読めども読めども、未読巻が減らない「ゴルゴ13」。
なにしろ、138冊もあるんだった(最新ではもう少し先まで刊行されてるはず)。
このボリューム感はいかついぜ。
それにしても、面白い!
衝撃だよ。
こんなに夢中になれるなんて、思ってもみなかった、大人買いしてはみたものの。
悪者が理不尽に暴れまくり、最後にゴルゴが現れ、一発の銃弾で倒す、ってシンプルな「勧善懲悪もの」かと思ってたら、とんでもない。
設定、プロットともにすごく練り込まれてて、一話として同じアプローチのストーリーがないし、ネタも表現手段も常に新鮮。
感情の説明を極力排除して、行動と現象の描写だけで心の内をにじみ出させよう、って試みがハードボイルド作法なんだけど、まさにそんな高度な文学表現の粋だ。
なにしろ、「・・・・・」の無言のフキダシは、実にゴルゴのセリフの86%を占めてるらしい。
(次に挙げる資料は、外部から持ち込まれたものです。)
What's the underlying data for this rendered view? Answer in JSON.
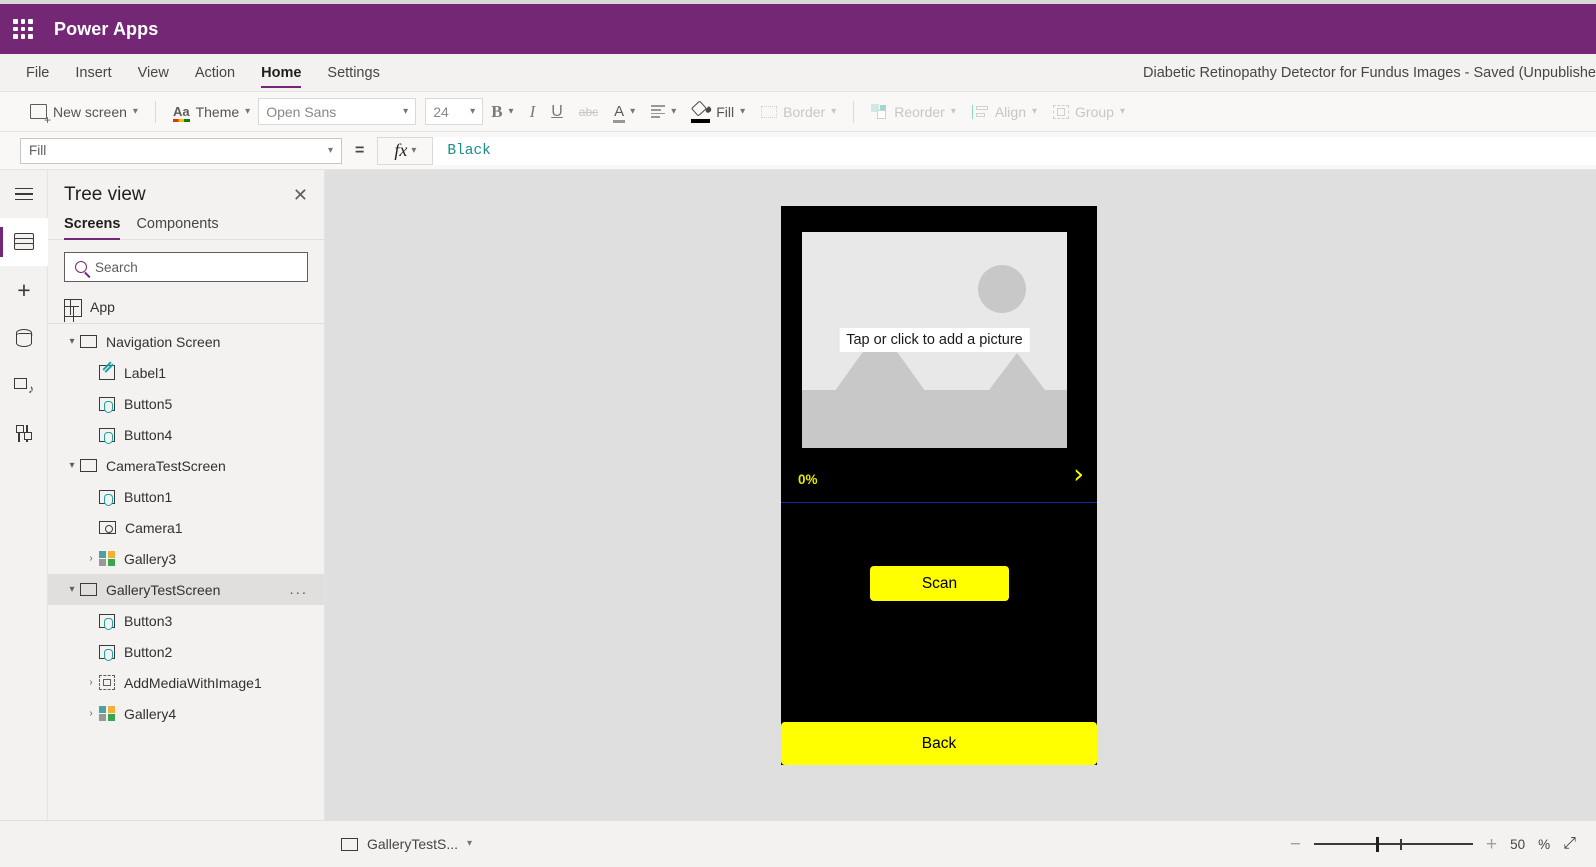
{
  "brand": {
    "title": "Power Apps",
    "waffle_icon": "waffle-grid-icon",
    "bar_color": "#742774"
  },
  "menubar": {
    "items": [
      {
        "label": "File",
        "active": false
      },
      {
        "label": "Insert",
        "active": false
      },
      {
        "label": "View",
        "active": false
      },
      {
        "label": "Action",
        "active": false
      },
      {
        "label": "Home",
        "active": true
      },
      {
        "label": "Settings",
        "active": false
      }
    ],
    "document_title": "Diabetic Retinopathy Detector for Fundus Images - Saved (Unpublishe"
  },
  "ribbon": {
    "new_screen": "New screen",
    "theme": "Theme",
    "font_family": "Open Sans",
    "font_size": "24",
    "bold": "B",
    "italic": "I",
    "underline": "U",
    "strikethrough": "abc",
    "font_color": "A",
    "align": "align-text-icon",
    "fill": "Fill",
    "border": "Border",
    "reorder": "Reorder",
    "align_label": "Align",
    "group": "Group"
  },
  "formula_bar": {
    "property": "Fill",
    "equals": "=",
    "fx": "fx",
    "value": "Black",
    "value_color": "#1a8c8c"
  },
  "rail": {
    "items": [
      {
        "name": "hamburger-menu",
        "active": false
      },
      {
        "name": "tree-view-layers",
        "active": true
      },
      {
        "name": "insert-plus",
        "active": false
      },
      {
        "name": "data-sources",
        "active": false
      },
      {
        "name": "media",
        "active": false
      },
      {
        "name": "advanced-tools",
        "active": false
      }
    ]
  },
  "tree_panel": {
    "title": "Tree view",
    "close": "✕",
    "tabs": [
      {
        "label": "Screens",
        "active": true
      },
      {
        "label": "Components",
        "active": false
      }
    ],
    "search_placeholder": "Search",
    "app_item": "App",
    "items": [
      {
        "label": "Navigation Screen",
        "icon": "screen-icon",
        "indent": 0,
        "expander": "▾",
        "selected": false
      },
      {
        "label": "Label1",
        "icon": "label-icon",
        "indent": 1,
        "expander": "",
        "selected": false
      },
      {
        "label": "Button5",
        "icon": "button-icon",
        "indent": 1,
        "expander": "",
        "selected": false
      },
      {
        "label": "Button4",
        "icon": "button-icon",
        "indent": 1,
        "expander": "",
        "selected": false
      },
      {
        "label": "CameraTestScreen",
        "icon": "screen-icon",
        "indent": 0,
        "expander": "▾",
        "selected": false
      },
      {
        "label": "Button1",
        "icon": "button-icon",
        "indent": 1,
        "expander": "",
        "selected": false
      },
      {
        "label": "Camera1",
        "icon": "camera-icon",
        "indent": 1,
        "expander": "",
        "selected": false
      },
      {
        "label": "Gallery3",
        "icon": "gallery-icon",
        "indent": 1,
        "expander": "›",
        "selected": false
      },
      {
        "label": "GalleryTestScreen",
        "icon": "screen-icon",
        "indent": 0,
        "expander": "▾",
        "selected": true,
        "overflow": "..."
      },
      {
        "label": "Button3",
        "icon": "button-icon",
        "indent": 1,
        "expander": "",
        "selected": false
      },
      {
        "label": "Button2",
        "icon": "button-icon",
        "indent": 1,
        "expander": "",
        "selected": false
      },
      {
        "label": "AddMediaWithImage1",
        "icon": "media-control-icon",
        "indent": 1,
        "expander": "›",
        "selected": false
      },
      {
        "label": "Gallery4",
        "icon": "gallery-icon",
        "indent": 1,
        "expander": "›",
        "selected": false
      }
    ]
  },
  "canvas": {
    "background_color": "#dfdfdf",
    "phone": {
      "screen_fill": "#000000",
      "image_placeholder_text": "Tap or click to add a picture",
      "progress_text": "0%",
      "progress_color": "#e8e800",
      "next_chevron": "›",
      "next_chevron_color": "#ffff00",
      "scan_button": "Scan",
      "back_button": "Back",
      "accent_color": "#ffff00"
    }
  },
  "statusbar": {
    "screen_name": "GalleryTestS...",
    "zoom_minus": "−",
    "zoom_plus": "+",
    "zoom_value": "50",
    "zoom_unit": "%",
    "fit_icon": "expand-diagonal-icon"
  }
}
乾いてるぜ~、乾きすぎて、哲学性を超えて、わびさびまで感じさせる。
その表現形式に加えて、画がまた優れたもの。
映画の画面構成を用いてるうえに、小道具の細部の構造から現象面における物理的論理に至るまで、ディテールに異様な気配りがなされてて、それが「極端な物語」に説得力を与えてる。
文句なしにかっこいい、家宝にしたい一作。